ORLANDO, Fla. (AFNS) --
Air Force Chief of Staff Gen. David L. Goldfein on Feb. 27 approved immediately updating a crucial verse of the official Air Force song to make it inclusive and to "reflect all of us and who we aspire to be."
Goldfein made the announcement about changes to the third verse to more than 2,000 Airmen, industry officials and retirees during a joint appearance with Chief Master Sergeant of the Air Force Kaleth O. Wright at the Air Force Association's Air Warfare Symposium.
The third verse serves as the U.S. Air Force Academy’s school song and is sung after athletic games. Goldfein also suggested further changes to the Air Force song might be considered.
"I want to open a conversation here, which I hope to have over the next few months about whether we also want to update the first verse," he said. "I can tell you a number of stories of women who have been giving them the gun throughout the ages but especially most recently as all combat positions are open.
"So I think it's an important discussion to have. I'm also very respectful of the fact we've been singing the song at funerals and different events. It's part of who we are and I personally think it's time to update that to reflect all of us," Goldfein said.
Goldfein said he vividly understood how the male-centric words clashed with the modern Air Force after the Academy's women's volleyball team won a tournament that was held at the Pentagon.
"We sung our third verse of the Air Force song" that included the words, "A toast to the host of the men we boast" and "It was very clear to me it was an exclusive song," he said. "Not intentionally, it was written at a different time. But it was exclusive. And the energy of that team couldn't have been lower. It was just wrong."
Under the change, the lyrics to the new verse are:
Here's a toast to the host
Of those who love the vastness of the sky,
To a friend we send a message of the brave who serve on high.
We drink to those who gave their all of old,
Then down we roar to score the rainbow's pot of gold.
A toast to the host of those we boast, the U.S. Air Force!
Goldfein said he moved slowly, recognizing the status of the song and the emotions it could trigger. "We started down this path and I actually started having a lot of conversations with both men and women about our Air Force song which is a part of who we are and it defines us. The cadets themselves came up with what they thought was the better third verse."
Goldfein's explanation during the session with Wright mirrored a deeper discourse he provided Thursday in a published commentary.

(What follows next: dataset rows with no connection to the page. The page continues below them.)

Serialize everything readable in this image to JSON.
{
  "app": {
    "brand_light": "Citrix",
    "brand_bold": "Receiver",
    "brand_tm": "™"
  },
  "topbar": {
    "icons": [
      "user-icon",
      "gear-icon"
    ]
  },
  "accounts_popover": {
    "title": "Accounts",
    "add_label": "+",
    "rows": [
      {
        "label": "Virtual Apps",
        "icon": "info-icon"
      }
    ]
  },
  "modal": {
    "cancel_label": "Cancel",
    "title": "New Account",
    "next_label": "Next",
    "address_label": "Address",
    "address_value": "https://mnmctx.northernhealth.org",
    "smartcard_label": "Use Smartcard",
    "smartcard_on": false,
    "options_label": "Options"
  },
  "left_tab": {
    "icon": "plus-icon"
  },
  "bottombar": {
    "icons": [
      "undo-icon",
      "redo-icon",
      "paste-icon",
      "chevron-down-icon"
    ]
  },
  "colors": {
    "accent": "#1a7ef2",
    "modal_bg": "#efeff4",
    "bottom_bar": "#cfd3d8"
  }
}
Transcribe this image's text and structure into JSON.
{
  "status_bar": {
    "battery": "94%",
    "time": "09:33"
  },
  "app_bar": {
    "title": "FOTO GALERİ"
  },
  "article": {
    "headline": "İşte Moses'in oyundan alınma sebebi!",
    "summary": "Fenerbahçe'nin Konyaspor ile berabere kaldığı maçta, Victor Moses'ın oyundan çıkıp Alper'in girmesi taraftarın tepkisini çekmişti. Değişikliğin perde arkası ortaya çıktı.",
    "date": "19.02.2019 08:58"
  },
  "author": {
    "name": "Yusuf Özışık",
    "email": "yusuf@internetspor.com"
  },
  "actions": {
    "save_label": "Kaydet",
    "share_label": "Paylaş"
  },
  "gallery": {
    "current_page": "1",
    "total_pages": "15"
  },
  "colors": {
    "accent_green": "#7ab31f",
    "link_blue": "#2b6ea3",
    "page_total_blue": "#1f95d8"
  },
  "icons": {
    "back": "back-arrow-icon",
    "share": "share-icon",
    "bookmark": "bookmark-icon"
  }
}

Wright embraced the change as well.
"That is a relevant conversation but it has to be balanced against what's appropriate for our Airmen who are in the Air Force today?" he said. "So the world is changing. The Air Force is changing. Lots of things are changing. We talk a lot about diversity and inclusion; we have to take a look at those traditions that are written and unwritten.
"We got a lot of opinions from males and females, young and old about this," Wright said. Goldfein "made sure he had a real kind of global perspective on this and what it might mean."
The discussion of the Air Force song was one part of a broader conversation and question period Goldfein and Wright had with those in the auditorium. The hour-long session touched on topics as diverse as leadership, what the Air Force is doing to reduce the number of suicides, to the legacy that Goldfein and Wright hope to leave when their tenures end June 30 for Goldfein and in September for Wright.
How the change will ultimately be received is unclear, but when Goldfein announced the new lyrics there was sustained applause in the auditorium.
Goldfein also insisted that his personal experience with modern warfare affirmed his decision.
"As chief I visit Arlington a lot ... especially on Memorial Day and I visit all the Airmen I lost that were under my watch when I was a commander in Central Command," Goldfein said in explaining why the male-only references in the third version were replaced by lyrics that are gender neutral.
"And side by side there were men and women. Combat is like that. Combat doesn't discriminate and neither should we," he said.